À ce propos, ce disque sonne très southern soul par moments. Tous les musiciens qui vous y accompagnent sont-ils vraiment italiens ?
Mmm… Pas tous, non. Je pense que le batteur est américain.

Y a-t-il une chance que vous puissiez vous produire sur scène avec ces mêmes musiciens ?
Oh, sans doute, oui, du moins je l’espère…

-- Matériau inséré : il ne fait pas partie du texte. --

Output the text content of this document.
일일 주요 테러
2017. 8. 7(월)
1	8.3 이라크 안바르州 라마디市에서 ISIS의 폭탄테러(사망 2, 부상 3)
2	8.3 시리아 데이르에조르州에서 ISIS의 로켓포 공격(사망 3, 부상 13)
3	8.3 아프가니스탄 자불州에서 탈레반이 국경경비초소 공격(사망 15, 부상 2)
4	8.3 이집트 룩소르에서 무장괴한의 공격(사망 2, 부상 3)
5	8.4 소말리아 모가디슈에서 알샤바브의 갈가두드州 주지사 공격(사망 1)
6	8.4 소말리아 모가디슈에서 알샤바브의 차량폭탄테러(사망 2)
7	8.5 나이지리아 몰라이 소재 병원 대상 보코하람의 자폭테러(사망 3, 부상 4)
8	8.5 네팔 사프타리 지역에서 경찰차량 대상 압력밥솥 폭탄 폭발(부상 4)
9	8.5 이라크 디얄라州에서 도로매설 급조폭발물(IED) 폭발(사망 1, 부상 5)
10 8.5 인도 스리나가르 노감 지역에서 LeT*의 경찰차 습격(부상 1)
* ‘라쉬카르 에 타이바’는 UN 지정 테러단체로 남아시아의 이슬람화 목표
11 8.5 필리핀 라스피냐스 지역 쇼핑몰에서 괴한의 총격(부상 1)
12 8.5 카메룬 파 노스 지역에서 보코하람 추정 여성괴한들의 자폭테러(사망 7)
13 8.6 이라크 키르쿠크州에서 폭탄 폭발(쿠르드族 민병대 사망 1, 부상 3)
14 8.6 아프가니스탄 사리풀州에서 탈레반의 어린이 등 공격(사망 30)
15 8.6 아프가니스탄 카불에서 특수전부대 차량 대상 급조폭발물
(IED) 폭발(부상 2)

Les différents climats de ce disque sont tellement ancrés dans la soul des années 60 et du début des années 70, et certaines des chansons qui le composent semblent de tels clins d’œil à votre propre passé (« The Hardest Working Womzn » ou « Singing For The Good Times »)… Vous tournez aussi ces temps-ci avec The Original James Brown Orchestra…
Oui, je me produis avec cette formation de manière intermittente depuis 2004. Comme je l’ai dit, c’est une bénédiction que de pouvoir désormais me produire avec différents musiciens et même de chanter différents genres de musiques : avec les JBs, c’est évidemment le prolongement de ce que je faisais avec Mr Brown, avec Maceo Parker, c’est du pur funk, et avec mes musiciens, c’est à présent ma propre musique : un mix de blues, de soul et de R&B. C’est vraiment ce que j’aime, et comme vous l’avez remarqué, tout cela vient des sixties. C’est définitivement mon époque, et je suis parfaitement à l’aise avec ça.

Nous sommes nombreux à être impatients de pouvoir vous apprécier sur scène dans votre propre répertoire. Il n’est que temps !
Oui, cela m’a pris presque une vie entière. On ne sait jamais de quoi demain sera fait, mais je suis très heureuse de ce que je fais en ce moment.